「明日やろう」「新年度から始めよう」「締切が近づいたら手をつけよう」……私たちが、普段の生活や仕事の中でついやってしまうのが「先延ばし」だ。この悪癖は、私たちの成功を阻む大きな要因のひとつでもある。そんな人生の大敵であり、私たちの自己実現を阻む「先延ばし」について語った不朽の成功バイブル『DOING IT NOW』がついに日本で邦訳される。今回は、その邦訳版である『DO IT NOW いいから、今すぐやりなさい』から、「先延ばし」を打開するノウハウを紹介していく。

理想的な時間を追い求めすぎると、
膨大な時間をムダにする

エドウィン・ブリス
アメリカの元経営コンサルタント。それ以前に新聞記者、編集者、上院議員秘書、ロビイストを経験。先延ばし癖と時間管理に関するセミナーを全米各地で開催して好評を博した。哲学、文学、歴史、心理学に造詣が深い。著書に『DO IT NOW いいから、今すぐやりなさい』(ダイヤモンド社)などがある。現在、引退してカリフォルニア州で暮らす。

 先延ばしのよくある言い訳として、「まだ早い」「もう遅い」ということがあげられます。たとえば、一部の営業マンは、よく「まだ時間帯が早い」と言い訳をし、先延ばしをします。早い時間帯に見込み客に電話をしないほうがいいと思っているのです。しかし、優秀な営業マンはそれが怠けるための口実であることを知っています。

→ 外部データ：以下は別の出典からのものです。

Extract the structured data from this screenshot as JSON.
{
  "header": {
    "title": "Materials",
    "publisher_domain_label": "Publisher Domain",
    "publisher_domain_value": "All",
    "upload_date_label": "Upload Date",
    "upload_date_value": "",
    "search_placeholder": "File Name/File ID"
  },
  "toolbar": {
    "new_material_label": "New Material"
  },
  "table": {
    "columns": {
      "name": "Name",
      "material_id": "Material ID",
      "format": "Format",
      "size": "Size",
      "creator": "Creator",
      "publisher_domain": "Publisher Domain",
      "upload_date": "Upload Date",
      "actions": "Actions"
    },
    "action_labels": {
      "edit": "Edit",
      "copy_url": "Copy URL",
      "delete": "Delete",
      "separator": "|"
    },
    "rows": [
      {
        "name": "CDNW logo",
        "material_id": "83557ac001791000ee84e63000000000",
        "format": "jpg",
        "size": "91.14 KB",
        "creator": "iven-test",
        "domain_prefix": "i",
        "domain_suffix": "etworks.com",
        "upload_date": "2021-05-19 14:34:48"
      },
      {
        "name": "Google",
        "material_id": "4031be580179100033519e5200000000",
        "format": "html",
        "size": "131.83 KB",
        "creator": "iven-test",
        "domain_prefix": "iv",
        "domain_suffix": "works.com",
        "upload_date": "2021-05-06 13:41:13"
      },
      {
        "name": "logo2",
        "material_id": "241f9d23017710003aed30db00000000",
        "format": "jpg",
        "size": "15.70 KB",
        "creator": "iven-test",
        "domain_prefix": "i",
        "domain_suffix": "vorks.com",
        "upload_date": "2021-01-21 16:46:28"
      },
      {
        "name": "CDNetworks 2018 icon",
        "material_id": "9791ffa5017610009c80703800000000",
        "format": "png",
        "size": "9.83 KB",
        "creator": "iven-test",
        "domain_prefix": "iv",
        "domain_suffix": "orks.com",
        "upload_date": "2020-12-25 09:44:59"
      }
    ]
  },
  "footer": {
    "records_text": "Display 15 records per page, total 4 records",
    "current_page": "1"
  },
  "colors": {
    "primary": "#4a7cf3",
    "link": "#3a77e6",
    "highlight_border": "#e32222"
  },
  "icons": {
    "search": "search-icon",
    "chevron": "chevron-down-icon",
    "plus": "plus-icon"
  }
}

「完璧なタイミング」を見計らっていると膨大な時間を空費することになります。「朝の早めの行動は利益をもたらす」という格言のとおり、損をしたくないなら、できるだけ早く1日のスタートを切るべきです。

 また反対に、「もう遅い」というのも、すべきことをしないための便利な口実の1つです。再び営業マンを例にとると、午後5時の直前は顧客がもうすぐ退社する時間帯なので、そんなタイミングで電話をしても無駄だと考えてしまうのです。

 しかし、優秀な営業マンは、「理想的な時間帯」に電話をすればいいと自分をごまかすのではなく、顧客が退社する直前に再び電話を入れることが成功の秘訣であると知っています。

 この原理はどの分野でも同じです。成果をあげるには「理想的な時間帯」だけを活用すればいいわけではありません。すきま時間もその他の時間と同じように貴重ですから、何かを成し遂げたいのならば、どんな時間も無駄にしないという心がけを大切にしていきましょう。